The worst impacts of the COVID-19 pandemic are now behind the meat and poultry industry. But the largest processors still face challenges in finding enough workers to fully staff their plants. The shortage is most acute in beef plants because they are much more labor-intensive than in other meat processing plants.

This shortage has eased only slightly despite companies’ best efforts to alleviate it. Packers spent hundreds of millions of dollars on multiple ways from early in the pandemic to protect their workers. They dramatically raised starting wages (to about $22 per hour) and spent money on everything from free vaccinations and bonuses for getting the shot to free community college for children of workers. They will continue to spend hundreds of millions of dollars this year.

AdobeStock_337542222 smallerest.jpgFed beef processors at times saw profit margins exceed $900 per hed in 2021, while cow processors saw margins of $400 per head. (Source: Adobe Stock) 


Tyson’s poultry plants are now fully staffed for the first time in two years, president and chief executive officer, Donnie King, said last November during a media call. Overall absenteeism was better than it was a month ago and 96% of its US workforce was now vaccinated, which was an advantage for Tyson, he said. To attract workers, Tyson is striving to be the most sought-after place to work. It has significantly increased wages, has experimented with childcare facilities and put more flexibility into working hours and shifts, he said.

A deeper look at Tyson’s beef results showed that its volume in its fourth quarter was down 15.4% on the same quarter last year. But its operating income improved dramatically because its average sale price was 32.7% higher than last year. For the year, volume was up 0.3% and the average sale price was up 14.0%.

In contrast, Tyson’s pork business had lower earnings in 2021 versus 2020 and its chicken business, beset by several well-publicized issues, had a loss. Pork had operating income of $328 million for the year (versus $565 million in 2020). Its chicken segment had a $625 million loss for the year for a negative 4.6% margin. But Tyson expects its chicken business to recover significantly this year and have an operating margin at the lower end of 5% to 7% for fiscal 2022. This would be more in line with what other major chicken processors made in 2021.

Export excellence

The red meat industry will be hoping that exports continue to increase after a stellar year in 2021. Notable achievements last year included South Korea becoming a $2 billion destination for US beef exports for the first time. Exports were fueled by surging chilled beef sales. Another achievement was a surge in variety meat exports that began in September. This helped beef and pork exports stay on track for record years.

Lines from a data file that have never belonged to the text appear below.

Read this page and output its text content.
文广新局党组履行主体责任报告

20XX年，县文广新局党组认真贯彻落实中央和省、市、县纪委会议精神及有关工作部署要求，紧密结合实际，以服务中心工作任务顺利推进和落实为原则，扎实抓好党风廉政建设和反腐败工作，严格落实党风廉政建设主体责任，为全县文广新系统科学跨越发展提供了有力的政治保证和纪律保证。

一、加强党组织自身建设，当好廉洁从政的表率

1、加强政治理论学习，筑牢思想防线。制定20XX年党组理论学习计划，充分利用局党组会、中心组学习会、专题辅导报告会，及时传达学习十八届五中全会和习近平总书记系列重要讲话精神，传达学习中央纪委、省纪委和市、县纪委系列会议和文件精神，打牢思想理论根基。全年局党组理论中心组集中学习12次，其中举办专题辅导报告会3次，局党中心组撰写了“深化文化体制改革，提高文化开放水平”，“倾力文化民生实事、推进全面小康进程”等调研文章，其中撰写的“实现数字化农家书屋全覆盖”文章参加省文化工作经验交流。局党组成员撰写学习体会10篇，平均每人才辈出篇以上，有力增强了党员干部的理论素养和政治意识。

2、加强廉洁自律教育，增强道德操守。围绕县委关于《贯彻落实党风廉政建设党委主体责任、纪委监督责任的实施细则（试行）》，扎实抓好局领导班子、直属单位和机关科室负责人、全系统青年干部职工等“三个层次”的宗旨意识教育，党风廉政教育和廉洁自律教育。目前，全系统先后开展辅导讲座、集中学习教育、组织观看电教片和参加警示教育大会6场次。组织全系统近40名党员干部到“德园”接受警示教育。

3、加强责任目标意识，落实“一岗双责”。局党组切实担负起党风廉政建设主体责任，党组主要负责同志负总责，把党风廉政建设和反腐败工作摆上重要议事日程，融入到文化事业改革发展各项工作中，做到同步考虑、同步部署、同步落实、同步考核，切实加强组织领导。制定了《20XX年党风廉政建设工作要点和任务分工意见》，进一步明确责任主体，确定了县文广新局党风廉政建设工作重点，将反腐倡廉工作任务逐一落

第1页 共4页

The big story though was China’s continued emergence as a major source of growth for US beef exports. Exports through last September climbed 672% from a year earlier to 138,041 tonnes, while export value was up 761% to $1.12 billion. Combined exports to China and Hong Kong were up 131% through September at 176,694 tonnes, valued at $1.49 billion, shattering the previous annual value record of $1.15 billion set in 2014.

Facing significant logistical headwinds and higher costs, these outstanding results were a testament to the loyalty and strong demand from the United States’ international customers and to the innovation and determination of the US industry, said Dan Halstrom, US Meat Export Federation president and CEO, in November.

“A rebound in pork and beef variety meat exports, which took a step back in 2020 amid COVID-related production obstacles, has been a strong source of momentum in 2021, reflecting exceptional global demand for high-value protein,” he said. “The increase in the variety meat capture rate and the resulting increase in exports is especially encouraging because the labor and transportation challenges certainly have not gone away. But these items are commanding a strong premium overseas, making it more feasible to get them into international commerce.

“Variety meat exports are a great complement to strong domestic and international demand for muscle cuts, helping maximize carcass value,” Halstrom added.

Maximizing the value of every animal and chicken and turkey processed will no doubt be the intense focus of the US meat and poultry industry again this year.